Amref Health Africa, Addis Ababa, Ethiopia.
Western Sydney University, Parramatta South Campus, Parramatta, New South Wales, Australia.
J Interpers Violence. 2022 Jul;37(13-14):NP12328-NP12351. doi: 10.1177/0886260521997954. Epub 2021 Mar 8.

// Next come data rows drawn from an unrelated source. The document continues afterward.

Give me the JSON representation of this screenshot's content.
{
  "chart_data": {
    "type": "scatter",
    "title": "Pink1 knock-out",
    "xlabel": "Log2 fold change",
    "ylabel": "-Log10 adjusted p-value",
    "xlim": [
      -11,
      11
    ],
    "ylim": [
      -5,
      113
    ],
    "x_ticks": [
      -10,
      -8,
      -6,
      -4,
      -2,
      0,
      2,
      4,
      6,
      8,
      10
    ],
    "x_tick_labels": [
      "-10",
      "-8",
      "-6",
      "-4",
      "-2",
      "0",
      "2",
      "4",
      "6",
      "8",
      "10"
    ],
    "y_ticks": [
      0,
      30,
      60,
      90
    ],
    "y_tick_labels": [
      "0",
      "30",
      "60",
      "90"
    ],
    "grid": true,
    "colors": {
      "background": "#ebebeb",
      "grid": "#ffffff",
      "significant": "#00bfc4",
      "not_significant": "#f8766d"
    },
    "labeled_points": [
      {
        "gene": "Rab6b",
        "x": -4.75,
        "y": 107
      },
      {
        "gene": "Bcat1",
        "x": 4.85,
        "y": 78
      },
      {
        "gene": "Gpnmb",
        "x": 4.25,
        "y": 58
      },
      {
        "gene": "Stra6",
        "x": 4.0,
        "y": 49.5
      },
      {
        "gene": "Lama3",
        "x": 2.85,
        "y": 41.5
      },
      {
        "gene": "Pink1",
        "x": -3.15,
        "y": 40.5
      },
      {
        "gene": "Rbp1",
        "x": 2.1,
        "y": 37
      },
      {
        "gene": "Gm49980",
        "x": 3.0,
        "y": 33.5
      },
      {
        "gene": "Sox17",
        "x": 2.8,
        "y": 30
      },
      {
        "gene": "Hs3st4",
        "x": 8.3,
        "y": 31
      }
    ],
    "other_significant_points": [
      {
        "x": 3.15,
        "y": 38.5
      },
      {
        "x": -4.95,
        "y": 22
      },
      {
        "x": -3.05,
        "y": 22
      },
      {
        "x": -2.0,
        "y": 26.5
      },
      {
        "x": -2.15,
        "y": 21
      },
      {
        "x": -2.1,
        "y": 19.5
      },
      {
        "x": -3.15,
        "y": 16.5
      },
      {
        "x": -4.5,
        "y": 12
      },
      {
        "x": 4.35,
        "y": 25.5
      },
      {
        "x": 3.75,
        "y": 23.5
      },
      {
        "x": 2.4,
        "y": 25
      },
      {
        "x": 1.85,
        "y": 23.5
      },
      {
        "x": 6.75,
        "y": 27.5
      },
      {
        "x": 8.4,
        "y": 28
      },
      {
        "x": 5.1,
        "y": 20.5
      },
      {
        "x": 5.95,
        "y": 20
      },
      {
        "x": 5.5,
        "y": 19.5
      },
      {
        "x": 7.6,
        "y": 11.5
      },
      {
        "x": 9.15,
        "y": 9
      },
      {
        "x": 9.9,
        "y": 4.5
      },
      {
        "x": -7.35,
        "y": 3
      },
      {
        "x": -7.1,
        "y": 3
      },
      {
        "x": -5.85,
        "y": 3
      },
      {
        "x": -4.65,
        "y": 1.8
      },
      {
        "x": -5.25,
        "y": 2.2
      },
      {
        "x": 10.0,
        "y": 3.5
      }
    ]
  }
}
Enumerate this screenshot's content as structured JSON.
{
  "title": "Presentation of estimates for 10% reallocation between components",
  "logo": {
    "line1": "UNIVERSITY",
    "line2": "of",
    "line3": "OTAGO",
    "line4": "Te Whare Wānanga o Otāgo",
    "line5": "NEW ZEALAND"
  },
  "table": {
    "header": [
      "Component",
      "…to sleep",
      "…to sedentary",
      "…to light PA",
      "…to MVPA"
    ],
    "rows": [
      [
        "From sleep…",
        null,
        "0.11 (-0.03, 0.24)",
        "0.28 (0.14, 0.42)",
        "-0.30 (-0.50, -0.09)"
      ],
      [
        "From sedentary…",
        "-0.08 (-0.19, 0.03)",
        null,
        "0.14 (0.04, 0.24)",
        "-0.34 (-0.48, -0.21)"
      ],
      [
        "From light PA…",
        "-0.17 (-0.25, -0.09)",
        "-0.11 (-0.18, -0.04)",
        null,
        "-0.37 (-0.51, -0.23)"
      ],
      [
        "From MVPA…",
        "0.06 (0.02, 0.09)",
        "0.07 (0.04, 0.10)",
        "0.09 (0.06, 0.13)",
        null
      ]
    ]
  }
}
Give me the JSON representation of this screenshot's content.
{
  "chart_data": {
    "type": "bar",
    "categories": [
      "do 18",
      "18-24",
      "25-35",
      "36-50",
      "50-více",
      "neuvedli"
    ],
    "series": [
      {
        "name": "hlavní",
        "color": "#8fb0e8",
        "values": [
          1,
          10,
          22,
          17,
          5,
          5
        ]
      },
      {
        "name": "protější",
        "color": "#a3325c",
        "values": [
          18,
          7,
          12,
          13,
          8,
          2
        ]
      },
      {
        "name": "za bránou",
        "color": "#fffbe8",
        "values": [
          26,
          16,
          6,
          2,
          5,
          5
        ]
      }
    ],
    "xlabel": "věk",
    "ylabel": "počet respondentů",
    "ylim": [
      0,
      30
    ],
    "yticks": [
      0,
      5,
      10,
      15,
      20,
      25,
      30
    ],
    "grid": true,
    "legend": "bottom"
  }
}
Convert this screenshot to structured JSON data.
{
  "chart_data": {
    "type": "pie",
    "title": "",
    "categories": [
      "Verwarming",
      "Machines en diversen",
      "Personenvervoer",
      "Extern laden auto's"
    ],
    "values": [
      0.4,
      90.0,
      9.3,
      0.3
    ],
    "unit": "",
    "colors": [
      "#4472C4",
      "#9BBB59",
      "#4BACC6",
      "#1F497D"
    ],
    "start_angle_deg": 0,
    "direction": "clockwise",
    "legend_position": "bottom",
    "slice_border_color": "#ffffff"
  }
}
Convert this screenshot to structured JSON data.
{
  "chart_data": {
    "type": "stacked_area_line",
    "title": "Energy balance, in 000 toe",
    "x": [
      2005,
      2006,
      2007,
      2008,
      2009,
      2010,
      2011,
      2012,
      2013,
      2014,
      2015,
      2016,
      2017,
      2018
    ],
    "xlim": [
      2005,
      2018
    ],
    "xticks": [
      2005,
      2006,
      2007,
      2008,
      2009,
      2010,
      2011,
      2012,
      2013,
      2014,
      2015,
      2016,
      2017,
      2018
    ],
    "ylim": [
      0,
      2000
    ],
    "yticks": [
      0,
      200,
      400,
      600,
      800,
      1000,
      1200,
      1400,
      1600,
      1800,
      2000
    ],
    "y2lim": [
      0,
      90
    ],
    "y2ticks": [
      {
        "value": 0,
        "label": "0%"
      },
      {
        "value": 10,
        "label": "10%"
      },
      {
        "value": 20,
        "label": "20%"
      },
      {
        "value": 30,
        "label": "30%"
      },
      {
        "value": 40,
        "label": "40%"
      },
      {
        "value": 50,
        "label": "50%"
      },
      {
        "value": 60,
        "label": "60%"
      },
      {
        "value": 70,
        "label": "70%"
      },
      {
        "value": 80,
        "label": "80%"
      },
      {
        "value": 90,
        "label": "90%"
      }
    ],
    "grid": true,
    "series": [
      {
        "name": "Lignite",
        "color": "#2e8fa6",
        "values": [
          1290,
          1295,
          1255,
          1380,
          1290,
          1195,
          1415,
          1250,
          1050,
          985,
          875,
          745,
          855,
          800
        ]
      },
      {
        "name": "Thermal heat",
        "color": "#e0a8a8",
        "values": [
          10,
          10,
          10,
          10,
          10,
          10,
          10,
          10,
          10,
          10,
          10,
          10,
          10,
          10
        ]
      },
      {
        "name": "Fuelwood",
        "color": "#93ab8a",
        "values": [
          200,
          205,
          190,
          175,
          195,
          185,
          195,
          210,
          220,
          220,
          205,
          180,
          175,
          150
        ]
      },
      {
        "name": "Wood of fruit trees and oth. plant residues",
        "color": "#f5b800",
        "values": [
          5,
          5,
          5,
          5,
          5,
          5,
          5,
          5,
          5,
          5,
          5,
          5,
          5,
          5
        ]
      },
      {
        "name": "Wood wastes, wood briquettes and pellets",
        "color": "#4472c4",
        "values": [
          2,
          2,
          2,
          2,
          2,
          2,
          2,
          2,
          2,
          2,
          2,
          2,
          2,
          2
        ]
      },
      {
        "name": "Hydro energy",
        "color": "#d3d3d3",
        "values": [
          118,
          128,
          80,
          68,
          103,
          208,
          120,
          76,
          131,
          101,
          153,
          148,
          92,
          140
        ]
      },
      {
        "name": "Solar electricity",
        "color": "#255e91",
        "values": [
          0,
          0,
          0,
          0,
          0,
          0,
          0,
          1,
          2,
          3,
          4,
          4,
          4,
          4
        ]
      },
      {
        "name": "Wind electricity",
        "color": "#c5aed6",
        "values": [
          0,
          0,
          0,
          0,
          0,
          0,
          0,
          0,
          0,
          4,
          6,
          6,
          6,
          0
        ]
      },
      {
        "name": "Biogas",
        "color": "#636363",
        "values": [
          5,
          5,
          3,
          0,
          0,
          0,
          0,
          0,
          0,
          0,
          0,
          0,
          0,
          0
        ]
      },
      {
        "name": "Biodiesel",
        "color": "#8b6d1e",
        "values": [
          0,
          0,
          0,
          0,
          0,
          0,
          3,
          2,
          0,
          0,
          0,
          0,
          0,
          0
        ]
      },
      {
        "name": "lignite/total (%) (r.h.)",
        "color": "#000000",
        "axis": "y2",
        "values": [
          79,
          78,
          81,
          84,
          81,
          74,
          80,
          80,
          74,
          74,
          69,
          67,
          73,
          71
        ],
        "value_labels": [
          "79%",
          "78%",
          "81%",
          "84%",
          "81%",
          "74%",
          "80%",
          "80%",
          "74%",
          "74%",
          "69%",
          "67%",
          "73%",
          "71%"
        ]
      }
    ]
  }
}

Evidence on the relative importance of geographical distribution and associated factors with intimate partner violence (IPV) can inform regional and national health programs on women's health. Four thousand seven hundred and twenty married women aged 15-49 years were interviewed in 2016 about IPV and this data was extracted from the Ethiopian Demographic Health Survey (EDHS) in 2020. The sample was selected by a two-staged cluster survey of women. The analysis was conducted using logistic regression that adjusted for clustering and sampling weights. Moreover, weighted proportions of IPV were exported to ArcGIS to conduct autocorrelations to assess the clustering of IPV. Amongst the 4469 married women who were 15 to 49 years of age included in the analysis, 34% (95% CI, 31.4%-36.3%) experienced IPV, 23.5% ( 95% CI, 21.5%-25.7%) experienced physical violence, 10.1% (95% CI, 8.7%- 11.7 %) experienced sexual violence and 24% (95% CI, 21.7%-26.4 %) experienced emotional violence. Partners' controlling behaviour [AOR: 3.94; 95% CI, 3.03- 5.12], partner's alcohol consumption [AOR: 2.59; 95% CI, 1.80- 3.71], partner educational qualifications [AOR: 2.16; 95% CI, 1.26- 3.71], a woman birthing more than five children [AOR: 1.70; 95% CI, 1.12- 2.56] and a history of the woman's father being physically violent towards her mother [AOR: 1.99; 95% CI, 1.52- 2.59] were associated with an increased risk of IPV amongst married women in Ethiopia. Western and Central Oromia, Western Amhara, Gambella and Central Tigray and Hararri were identified as hot spot areas in Ethiopia (p<0.001). In this study, there was a significant geographic clustering of IPV in Ethiopia. Controlling and drinking behaviour and partners' unemployment status were identified as important factors for married women experiencing IPV. Hence, there is a need for a context- driven evidence-based design intervention to reduce the impact of IPV.
有关亲密伴侣暴力(IPV)的地理分布及其相关因素的相对重要性的证据,可以为区域和国家妇女健康计划提供信息。2016 年,对 4720 名 15-49 岁的已婚妇女进行了关于 IPV 的访谈,这些数据是 2020 年从埃塞俄比亚人口与健康调查(EDHS)中提取的。该样本是通过对妇女进行两阶段的聚类调查选择的。分析采用了调整聚类和抽样权重的逻辑回归。此外,将 IPV 的加权比例导出到 ArcGIS 中进行自相关分析,以评估 IPV 的聚类情况。在纳入分析的 4469 名 15 至 49 岁的已婚妇女中,34%(95%置信区间,31.4%-36.3%)经历过 IPV,23.5%(95%置信区间,21.5%-25.7%)经历过身体暴力,10.1%(95%置信区间,8.7%-11.7%)经历过性暴力,24%(95%置信区间,21.7%-26.4%)经历过情绪暴力。伴侣的控制行为(AOR:3.94;95%置信区间,3.03-5.12)、伴侣饮酒(AOR:2.59;95%置信区间,1.80-3.71)、伴侣教育程度(AOR:2.16;95%置信区间,1.26-3.71)、妇女生育超过 5 个孩子(AOR:1.70;95%置信区间,1.12-2.56)和妇女的父亲对母亲有过身体暴力史(AOR:1.99;95%置信区间,1.52-2.59)与埃塞俄比亚已婚妇女中 IPV 的风险增加有关。西沃洛和中奥罗米亚、西阿姆哈拉、甘贝拉和中提格雷以及哈拉里被确定为埃塞俄比亚的热点地区(p<0.001)。在这项研究中,埃塞俄比亚的 IPV 存在显著的地理聚集。控制和饮酒行为以及伴侣失业状况被确定为已婚妇女经历 IPV 的重要因素。因此,需要进行基于证据的基于背景的设计干预,以减少 IPV 的影响。